Reputation: 1564
I've many tables joining each other and for a perticular table I've multiple columns on joining condition.
For e.g.
select a.av, b.qc
TableA a INNER JOIN TableB b
ON (a.id = b.id and a.status = '20' and a.flag='false' and a.num in (1,2,4))
how should be the approach.
1. CREATE NONCLUSTERED INDEX N_IX_Test
ON TableA (id,status,flag,num)
INCLUDE(av);
2. CREATE NONCLUSTERED INDEX N_IX_Test1
ON TableB (id)
INCLUDE(qc);
This two approaches I could think off, everytime i see multiple columns for same table on joining condition i make it as composite index and add select list column to include is it fine?
Upvotes: 0
Views: 4518
Reputation: 8716
Different join algorithms need different indexing. Your indexing approaches are only good for nested loops joins, but I guess hash join might be a better option in that case. However, there is a trick which makes an index useful for nested loops as well as for hash join: put the non-join predicates first into the index:
CREATE NONCLUSTERED INDEX N_IX_Test
ON TableA (status,flag,id,num)
INCLUDE(av);
num
is still last because it's not an equality comparison.

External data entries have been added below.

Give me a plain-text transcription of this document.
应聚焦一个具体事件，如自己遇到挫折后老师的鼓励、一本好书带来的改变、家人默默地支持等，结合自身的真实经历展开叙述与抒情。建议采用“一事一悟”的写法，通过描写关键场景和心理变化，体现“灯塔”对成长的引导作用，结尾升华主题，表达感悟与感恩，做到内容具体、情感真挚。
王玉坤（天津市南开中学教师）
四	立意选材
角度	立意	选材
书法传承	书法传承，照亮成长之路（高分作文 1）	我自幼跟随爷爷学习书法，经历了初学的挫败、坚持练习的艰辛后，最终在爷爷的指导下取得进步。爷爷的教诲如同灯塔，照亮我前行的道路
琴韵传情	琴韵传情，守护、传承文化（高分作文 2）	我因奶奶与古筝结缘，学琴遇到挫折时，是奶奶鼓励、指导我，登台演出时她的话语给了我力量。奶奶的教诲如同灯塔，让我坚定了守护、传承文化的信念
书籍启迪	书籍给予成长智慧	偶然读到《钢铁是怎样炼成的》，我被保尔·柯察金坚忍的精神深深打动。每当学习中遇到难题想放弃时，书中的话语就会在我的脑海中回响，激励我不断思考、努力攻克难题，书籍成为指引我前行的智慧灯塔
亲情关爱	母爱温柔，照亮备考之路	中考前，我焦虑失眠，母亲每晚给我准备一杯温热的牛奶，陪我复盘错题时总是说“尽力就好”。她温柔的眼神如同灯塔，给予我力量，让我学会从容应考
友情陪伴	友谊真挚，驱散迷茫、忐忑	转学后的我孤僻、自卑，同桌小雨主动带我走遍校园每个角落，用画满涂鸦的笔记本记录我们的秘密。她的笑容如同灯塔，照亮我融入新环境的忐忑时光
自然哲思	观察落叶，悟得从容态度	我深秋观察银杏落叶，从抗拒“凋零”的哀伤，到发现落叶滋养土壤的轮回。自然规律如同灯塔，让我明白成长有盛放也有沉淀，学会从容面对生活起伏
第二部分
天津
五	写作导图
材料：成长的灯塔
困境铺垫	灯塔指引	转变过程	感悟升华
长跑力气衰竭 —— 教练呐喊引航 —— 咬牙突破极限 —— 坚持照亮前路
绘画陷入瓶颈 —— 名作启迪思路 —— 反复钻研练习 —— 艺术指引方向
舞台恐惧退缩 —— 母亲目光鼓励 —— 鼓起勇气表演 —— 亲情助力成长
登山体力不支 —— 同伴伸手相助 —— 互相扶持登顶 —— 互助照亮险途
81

This is just a wild guess, exact advice is only possible if you provide more info such as the clustered indexes (if any) and also the execution plan.
References:
Upvotes: 0
Reputation: 9134
If id is a unique key in each table, there is no benefit to the join (harmful in fact) from adding more fields to the index.
Now if ID is not unique and not well distributed and by the using the extra columns, you are making a covering index then yes, you are making an index that will make for fast selects. However the covering index maintenance itself is an extra load on SQL server. Hard to tell from your example if this is what your are saying.
So if ID unique or at least not many duplicates for a given ID, I would be reluctant to add covering indexes unless a large percentage of your queries can be satisfied by selecting from the covering index.